John S. Pezaris, PhD, an investigator in the Department of Neurosurgery at Massachusetts General Hospital and an assistant professor of Neurosurgery at Harvard Medical School, is the senior author of a recently published study in IOVS, The Influence of Phosphene Synchrony in Driving Object Binding in a Simulation of Artificial Vision.

What Question Were You Investigating?

Artificial vision generated through devices that restore sight to the blind have not had the patient acceptance expected by scientists working in the field. Our laboratory has performed a series of experiments to understand these disappointing clinical results.

With this study, we wanted to understand the effects of a commonly used design approach for visual prostheses called multiplexing that simplifies the circuitry by rapidly switching a single drive circuit among many electrodes, but in doing so, changes the way visual information is presented to the prosthesis recipient.

This question is important because if multiplexing negatively affects the experience of artificial vision, it may be a contributing factor to low patient acceptance, and prosthesis designers would need to concentrate on non-multiplexed designs instead.

What Methods Did You Use?

Our team used a computerized simulation of artificial vision that allows normal, sighted subjects to experience what it is like to see with a visual prosthesis.  Artificial vision is very different from normal vision; in particular it has much lower resolution.

To simulate artificial vision, our setup presents images through patterns of phosphenes, the pixels of artificial vision, on a computer screen in front of the subject to give a virtual reality impression of having a visual prosthesis.

The simulation is highly responsive, allowing the subject to look around the scene we present, in real-time.

For this experiment, we had sighted subjects use our simulation to read simple sentences presented in small to large text sizes, and we measured their reading speed and accuracy.

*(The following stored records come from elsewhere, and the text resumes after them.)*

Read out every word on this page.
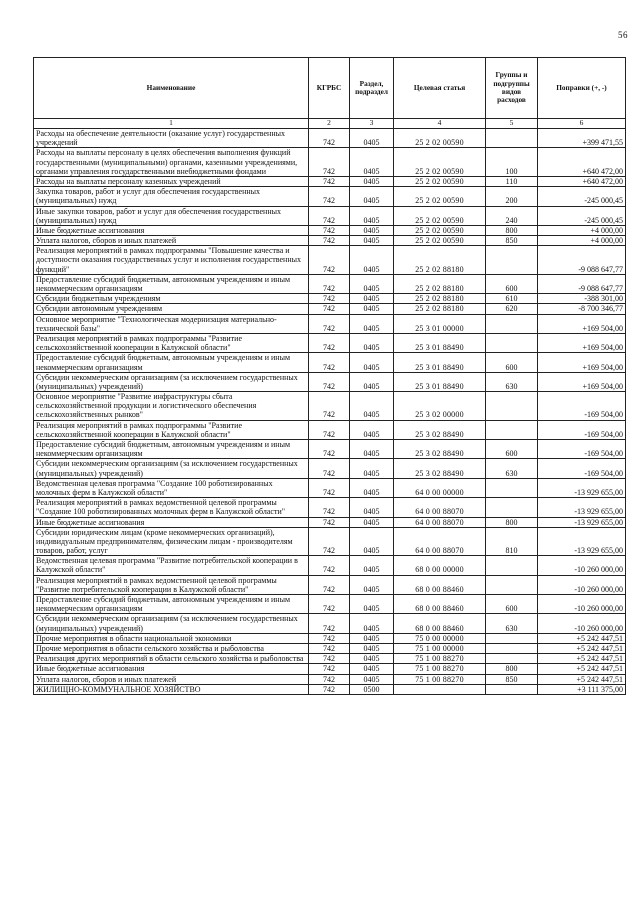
56
Наименование	КГРБС	Раздел, подраздел	Целевая статья	Группы и подгруппы видов расходов	Поправки (+, -)
1	2	3	4	5	6
Расходы на обеспечение деятельности (оказание услуг) государственных учреждений	742	0405	25 2 02 00590		+399 471,55
Расходы на выплаты персоналу в целях обеспечения выполнения функций государственными (муниципальными) органами, казенными учреждениями, органами управления государственными внебюджетными фондами	742	0405	25 2 02 00590	100	+640 472,00
Расходы на выплаты персоналу казенных учреждений	742	0405	25 2 02 00590	110	+640 472,00
Закупка товаров, работ и услуг для обеспечения государственных (муниципальных) нужд	742	0405	25 2 02 00590	200	-245 000,45
Иные закупки товаров, работ и услуг для обеспечения государственных (муниципальных) нужд	742	0405	25 2 02 00590	240	-245 000,45
Иные бюджетные ассигнования	742	0405	25 2 02 00590	800	+4 000,00
Уплата налогов, сборов и иных платежей	742	0405	25 2 02 00590	850	+4 000,00
Реализация мероприятий в рамках подпрограммы "Повышение качества и доступности оказания государственных услуг и исполнения государственных функций"	742	0405	25 2 02 88180		-9 088 647,77
Предоставление субсидий бюджетным, автономным учреждениям и иным некоммерческим организациям	742	0405	25 2 02 88180	600	-9 088 647,77
Субсидии бюджетным учреждениям	742	0405	25 2 02 88180	610	-388 301,00
Субсидии автономным учреждениям	742	0405	25 2 02 88180	620	-8 700 346,77
Основное мероприятие "Технологическая модернизация материально-технической базы"	742	0405	25 3 01 00000		+169 504,00
Реализация мероприятий в рамках подпрограммы "Развитие сельскохозяйственной кооперации в Калужской области"	742	0405	25 3 01 88490		+169 504,00
Предоставление субсидий бюджетным, автономным учреждениям и иным некоммерческим организациям	742	0405	25 3 01 88490	600	+169 504,00
Субсидии некоммерческим организациям (за исключением государственных (муниципальных) учреждений)	742	0405	25 3 01 88490	630	+169 504,00
Основное мероприятие "Развитие инфраструктуры сбыта сельскохозяйственной продукции и логистического обеспечения сельскохозяйственных рынков"	742	0405	25 3 02 00000		-169 504,00
Реализация мероприятий в рамках подпрограммы "Развитие сельскохозяйственной кооперации в Калужской области"	742	0405	25 3 02 88490		-169 504,00
Предоставление субсидий бюджетным, автономным учреждениям и иным некоммерческим организациям	742	0405	25 3 02 88490	600	-169 504,00
Субсидии некоммерческим организациям (за исключением государственных (муниципальных) учреждений)	742	0405	25 3 02 88490	630	-169 504,00
Ведомственная целевая программа "Создание 100 роботизированных молочных ферм в Калужской области"	742	0405	64 0 00 00000		-13 929 655,00
Реализация мероприятий в рамках ведомственной целевой программы "Создание 100 роботизированных молочных ферм в Калужской области"	742	0405	64 0 00 88070		-13 929 655,00
Иные бюджетные ассигнования	742	0405	64 0 00 88070	800	-13 929 655,00
Субсидии юридическим лицам (кроме некоммерческих организаций), индивидуальным предпринимателям, физическим лицам - производителям товаров, работ, услуг	742	0405	64 0 00 88070	810	-13 929 655,00
Ведомственная целевая программа "Развитие потребительской кооперации в Калужской области"	742	0405	68 0 00 00000		-10 260 000,00
Реализация мероприятий в рамках ведомственной целевой программы "Развитие потребительской кооперации в Калужской области"	742	0405	68 0 00 88460		-10 260 000,00
Предоставление субсидий бюджетным, автономным учреждениям и иным некоммерческим организациям	742	0405	68 0 00 88460	600	-10 260 000,00
Субсидии некоммерческим организациям (за исключением государственных (муниципальных) учреждений)	742	0405	68 0 00 88460	630	-10 260 000,00
Прочие мероприятия в области национальной экономики	742	0405	75 0 00 00000		+5 242 447,51
Прочие мероприятия в области сельского хозяйства и рыболовства	742	0405	75 1 00 00000		+5 242 447,51
Реализация других мероприятий в области сельского хозяйства и рыболовства	742	0405	75 1 00 88270		+5 242 447,51
Иные бюджетные ассигнования	742	0405	75 1 00 88270	800	+5 242 447,51
Уплата налогов, сборов и иных платежей	742	0405	75 1 00 88270	850	+5 242 447,51
ЖИЛИЩНО-КОММУНАЛЬНОЕ ХОЗЯЙСТВО	742	0500			+3 111 375,00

From their reading performance, we assigned a visual acuity (similar to the Snellen fraction one gets from a reading a regular vision chart, like 20/20 for normal vision).

We then looked for changes in visual acuity when we simulated multiplexed visual prostheses by shifting each phosphene's appearance slightly in timein our paper we talk about adding temporal noise—or not shifting them at all, for non-multiplexed devices.

What Did You Find?

Visual acuity from reading performance was significantly affected by the phosphene temporal noise of multiplexing, with increasing levels temporal noise leading to lower reading scores and poorer visual acuity.  The effect was equivalent to loss of half a line on a vision chart (e.g., from 20/70 to 20/100).

A drop in performance was also observed when the total processing delay of the simulation was increased without adding temporal noise. This incidental finding was also very interesting, and we will investigate it in the future.

What are the Implications?

We know that artificial vision is deeply different from normal vision, and our observations here suggest that visual prosthesis designs that employ multiplexing to switch one (or a small number) of stimulation circuits among many phosphenes will produce a lower quality visual experience than designs that use a dedicated circuit for each phosphene.

Although the design is more complicated with a non-multiplexed approach, the complexity may be necessary to provide high-fidelity artificial vision.

What are the Next Steps?

Having answered the question of multiplexing, but discovered an effect of device latency that may be even larger, we now will turn to understanding how processing delays within a visual prosthesis affect perception in artificial vision.

Paper Cited:

Meital-Kfir, N., & Pezaris, J. S. (2023). The Influence of Phosphene Synchrony in Driving Object Binding in a Simulation of Artificial Vision. Investigative ophthalmology & visual science, 64(15), 5.